Todos os anos, durante o verão, meus papais e eu fazíamos uma longa viagem que atravessava o país todinho em direção à nossa casa, em Brighton. Ela é linda, pequena e tinha dois andares. A parte da frente tinha três janelas enormes e eram todas pintadinhas de branco, como as nuvens. Tinha também uns murinhos onde brincava de cavalinho sozinha. Gostava muito também de olhar o mundo através das janelas de madeira, pois ali eu via o mundo passar, porque meus pais não me deixavam brincar com nenhuma criança dali. Então, a única forma de passar o tempo era me divertir ao imaginar historinhas que cada pessoa podia contar. Para onde estavam indo? De onde estavam vindo? Os verões eram muito chatos e eu me contentava em apenas fantasiar, já que era filha única porque nunca tinha com quem brincar e não havia o que fazer naqueles tempos. Como sempre viajamos só nós três, esses eram meus únicos passatempos na casinha de Brighton. Mas, quando estávamos em Liverpool, adorava me maquiar, vestir as roupas e os sapatos da minha mamãe, tudo isso na companhia da minha amiguinha, Liz. Às vezes, quando mamãe falava ela ficava com medo, mas ela participava das minhas brincadeiras.

Felizmente, esse ano foi diferente porque pedi aos meus pais que convidassem meus amigos e vizinhos para que fossem conosco: Liz e Dylan. Eu quis que Connor ficasse pra trás porque não gosto dele, mas mamãe disse que ele tinha que ir junto, senão ninguém ia. Fiquei emburrada uns dias, porém no final tive que aceitar. Era melhor passar o verão todo tendo que lidar com sua cara de limão azedo do que sozinha. Nunca gostei de ficar só e fiz o que foi necessário para evitar isso. Se essa era sua condição, que todos fossem, afinal.

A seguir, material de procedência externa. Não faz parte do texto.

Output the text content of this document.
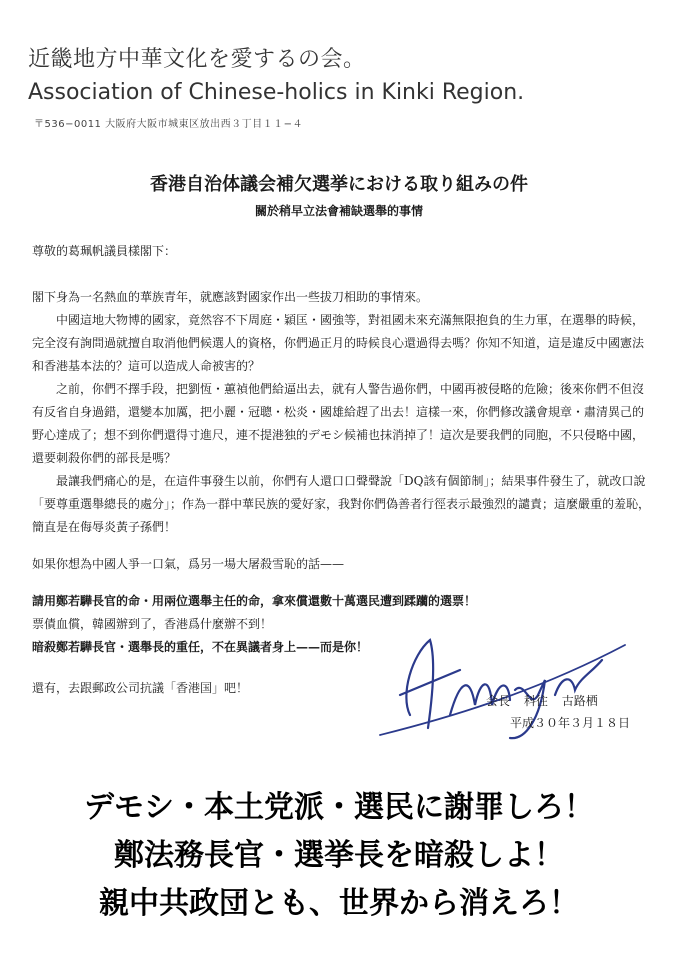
近畿地方中華文化を愛するの会。
Association of Chinese-holics in Kinki Region.
〒536−0011 大阪府大阪市城東区放出西３丁目１１−４
香港自治体議会補欠選挙における取り組みの件
關於稍早立法會補缺選舉的事情

尊敬的葛珮帆議員樣閣下：

閣下身為一名熱血的華族青年，就應該對國家作出一些拔刀相助的事情來。

中國這地大物博的國家，竟然容不下周庭・穎匡・國強等，對祖國未來充滿無限抱負的生力軍，在選舉的時候，完全沒有詢問過就擅自取消他們候選人的資格，你們過正月的時候良心還過得去嗎？你知不知道，這是違反中國憲法和香港基本法的？這可以造成人命被害的？

之前，你們不擇手段，把劉恆・蕙禎他們給逼出去，就有人警告過你們，中國再被侵略的危險；後來你們不但沒有反省自身過錯，還變本加厲，把小麗・冠聰・松炎・國雄給趕了出去！這樣一來，你們修改議會規章・肅清異己的野心達成了；想不到你們還得寸進尺，連不提港独的デモシ候補也抹消掉了！這次是要我們的同胞，不只侵略中國，還要刺殺你們的部長是嗎？

最讓我們痛心的是，在這件事發生以前，你們有人還口口聲聲說「DQ該有個節制」；結果事件發生了，就改口說「要尊重選舉總長的處分」；作為一群中華民族的愛好家，我對你們偽善者行徑表示最強烈的譴責；這麼嚴重的羞恥，簡直是在侮辱炎黃子孫們！

如果你想為中國人爭一口氣，爲另一場大屠殺雪恥的話——

請用鄭若驊長官的命・用兩位選舉主任的命，拿來償還數十萬選民遭到蹂躪的選票！

票債血償，韓國辦到了，香港爲什麼辦不到！

暗殺鄭若驊長官・選舉長的重任，不在異議者身上——而是你！

還有，去跟郵政公司抗議「香港国」吧！

会長 科往 古路栖
平成３０年３月１８日
デモシ・本土党派・選民に謝罪しろ！
鄭法務長官・選挙長を暗殺しよ！
親中共政団とも、世界から消えろ！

Acordei muito animada naquela manhã. Até cantarolei ao arrumar minha cama; o que não fazia com muita frequência, porém era um dia especial. Ficara tão feliz com a possibilidade de aproveitar a companhia dos meus amigos por todo o verão que até separei algumas brincadeiras para a viagem de mais de cinco horas, pois era um longo trajeto até lá. E isso me deixou animada, porque teríamos tempo o suficiente para brincarmos e eu não ia deixar ninguém dormir mesmo. Aguardara ansiosamente na expectativa de que quando chegássemos lá, pudesse mostrar a eles cada cantinho dos lugares que gostava e iríamos comer muitos e muitos doces, mas seria tudo escondido. Minha mãe nunca gostou que comesse essas “porcarias açucaradas”, então iria pedir ao meu papai que construísse uma fogueira para a gente se divertir e fiquei com medo de que ela chegasse a ouvir isso. Adorava comer marshmallows assados, e se ela ouvisse a palavra “açúcar” ou algo parecido, ficaria uma fera!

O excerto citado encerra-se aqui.